Rezension

Ein überraschendes Lesevergnügen...

Spökerland Hexenfluch - Matthias Heyen

Spökerland Hexenfluch
von Matthias Heyen

Bewertet mit 4 Sternen

Story und Charaktere:

Hilke hat es nicht leicht als sie mit ihrem roten Haar und dem Vorwurf eine Brandstifterin zu sein nach Spökerland kommt. Das Internat, das sie dort besucht, beherbergt nur 18 Schüler, sind doch alle irgendwie „Problemkinder“, die von ihren Eltern auf die abgelegene Insel geschickt worden sind. Eben diese Schüler zeigen Hilke gleich was sie von ihr halten – von Anfang an ist sie als Hexe verschrien. Bestätigung finden die Schüler des Internats darin, dass Hilke nachts schlafwandelt und seltsames Zeug vor sich hinmurmelt. Nur zwei Schüler stellen sich im Laufe der Zeit auf Hilkes Seite - Marten, der eine Vorliebe für okkulte Bücher entwickelt hat und der kleine Timmy, der der Ungerechtigkeit gegenüber Hilke nichts abgewinnen kann. Zusammen versuchen sie, sich gegen den Rest der Schüler zu stellen, die Hilke als Hexe verfolgen und sogar vor Gewalt nicht zurückschrecken wollen.
Wie gut, dass ihnen da ein erwachsener, alteingesessener Bewohner der Insel zur Hilfe kommt und die Internatsschüler in ihre Schranken weist. Dass sie es hier nicht mit irgendeinem Bewohner zu tun haben, stellt sich heraus, als Hilke von Visionen berichtet, die sie sich nicht erklären kann und die sie verwirren. Wenn sie nachts schlafwandelt, spricht sie mit ihrem Vater der längst verstorben ist und wandert auf den alten Friedhof der Insel, obwohl dieser nichts mit ihrer Vergangenheit zu tun hat. Nur durch ihren neuen Freund erfahren die drei von einer mysteriösen Legende, die sich über Spökerland erzählt wird und die bis in die Gegenwart reicht. Was haben Hilkes Fähigkeiten und ihr Schlafwandeln damit zu tun? Ist sie am Ende doch eine Hexe?
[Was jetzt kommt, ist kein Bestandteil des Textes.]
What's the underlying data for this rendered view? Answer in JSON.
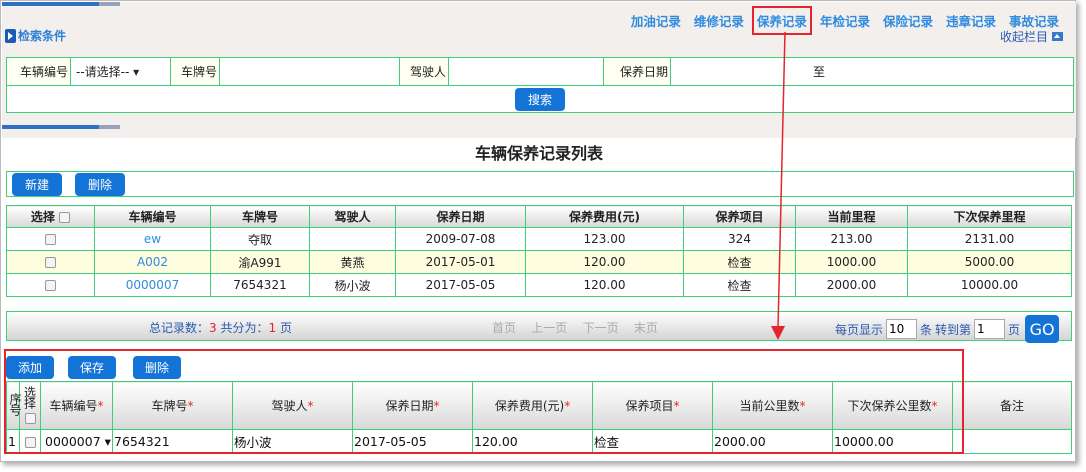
{
  "nav": {
    "links": [
      "加油记录",
      "维修记录",
      "保养记录",
      "年检记录",
      "保险记录",
      "违章记录",
      "事故记录"
    ],
    "active": "保养记录",
    "collapse": "收起栏目"
  },
  "search": {
    "title": "检索条件",
    "vehicle_no_label": "车辆编号",
    "vehicle_no_value": "--请选择--",
    "plate_label": "车牌号",
    "driver_label": "驾驶人",
    "date_label": "保养日期",
    "date_to": "至",
    "search_button": "搜索"
  },
  "list": {
    "title": "车辆保养记录列表",
    "new_button": "新建",
    "delete_button": "删除",
    "columns": [
      "选择",
      "车辆编号",
      "车牌号",
      "驾驶人",
      "保养日期",
      "保养费用(元)",
      "保养项目",
      "当前里程",
      "下次保养里程"
    ],
    "rows": [
      [
        "ew",
        "夺取",
        "",
        "2009-07-08",
        "123.00",
        "324",
        "213.00",
        "2131.00"
      ],
      [
        "A002",
        "渝A991",
        "黄燕",
        "2017-05-01",
        "120.00",
        "检查",
        "1000.00",
        "5000.00"
      ],
      [
        "0000007",
        "7654321",
        "杨小波",
        "2017-05-05",
        "120.00",
        "检查",
        "2000.00",
        "10000.00"
      ]
    ]
  },
  "pager": {
    "total_label": "总记录数：",
    "total": "3",
    "pages_label": "共分为：",
    "pages": "1",
    "pages_unit": "页",
    "first": "首页",
    "prev": "上一页",
    "next": "下一页",
    "last": "末页",
    "per_page_label": "每页显示",
    "per_page": "10",
    "per_page_unit": "条",
    "goto_label": "转到第",
    "goto_page": "1",
    "goto_unit": "页",
    "go": "GO"
  },
  "editor": {
    "add_button": "添加",
    "save_button": "保存",
    "delete_button": "删除",
    "columns": [
      "序号",
      "选择",
      "车辆编号",
      "车牌号",
      "驾驶人",
      "保养日期",
      "保养费用(元)",
      "保养项目",
      "当前公里数",
      "下次保养公里数",
      "备注"
    ],
    "required": "*",
    "row": [
      "1",
      "0000007",
      "7654321",
      "杨小波",
      "2017-05-05",
      "120.00",
      "检查",
      "2000.00",
      "10000.00",
      ""
    ]
  },
  "colors": {
    "accent": "#1473d6",
    "link": "#2f8be0",
    "border": "#3fcf7c",
    "highlight": "#e3262d"
  }
}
Marten Lennox ist einer der dreizehn männlichen Schüler am Internat auf Spökerland. Er ist ein Einzelgänger der sich nur eines wünscht: seine Ruhe. Um diese zu bekommen verhält er sich so neutral wie möglich, schließt keine Freundschaften, macht sich aber auch keine Feinde. Mädchen versteht er überhaupt nicht und will deshalb erst recht nicht mit einem befreundet sein. Als Hilke neu an die Schule kommt, hat er nur eine Befürchtung: Sie könnte die Ruhe am Internat durcheinanderbringen, womit er letztlich Recht behalten soll. Nicht aber, weil sich alle Jungs verliebt auf die Neue stürzen, sondern, weil sie ihr an den Kragen wollen. Marten will dem Gruppenzwang, Hilke als Hexe zu verschreien, nicht folgen und nimmt all seinen Mut zusammen, um sich schon nach kurzer Zeit auf ihre Seite zu stellen. Dabei unterstützt wird er vom kleinen Timmy, der ebenfalls nichts davon hält, Hilke so zu behandeln, wie die anderen es tun. Dafür ist Hilke ihnen sehr dankbar und nimmt gerne die ihr angebotene Freundschaft an.
Zusammen erleben die drei nun ein Abenteuer, dass sich außerhalb des Internatslebens abspielt und sich einzig und allein mit Dingen beschäftigt, die ihnen kein Mensch glauben würde. Marten, der sich im Büro des Pastors immer mal wieder ein Buch über Dämonen etc. stibitzt und nach dem Lesen zurückbringt, findet schon bald heraus, dass Hilke eine Visionistin ist. Nicht nur das, irgendeine Fähigkeit scheint sie des nachts Stimmen hören zu lassen, denen sie folgt. Sinn ergibt das alles erst, als ihnen ihr neuer Freund, ein verschrobener, alteingesessener Bewohner der Insel, von einer Legende erzählt, die sich um das geheime Grab eines Deichgrafen dreht. Neugierig, wie alle drei nun einmal sind, lassen sie sich auf ein gefährliches Abenteuer ein, dass ihre Freundschaft auf die Probe stellt, sie in gefährliche Situationen bringt und das so ungeheuerliche Dinge ans Tageslicht bringt, dass sie es selbst kaum glauben können.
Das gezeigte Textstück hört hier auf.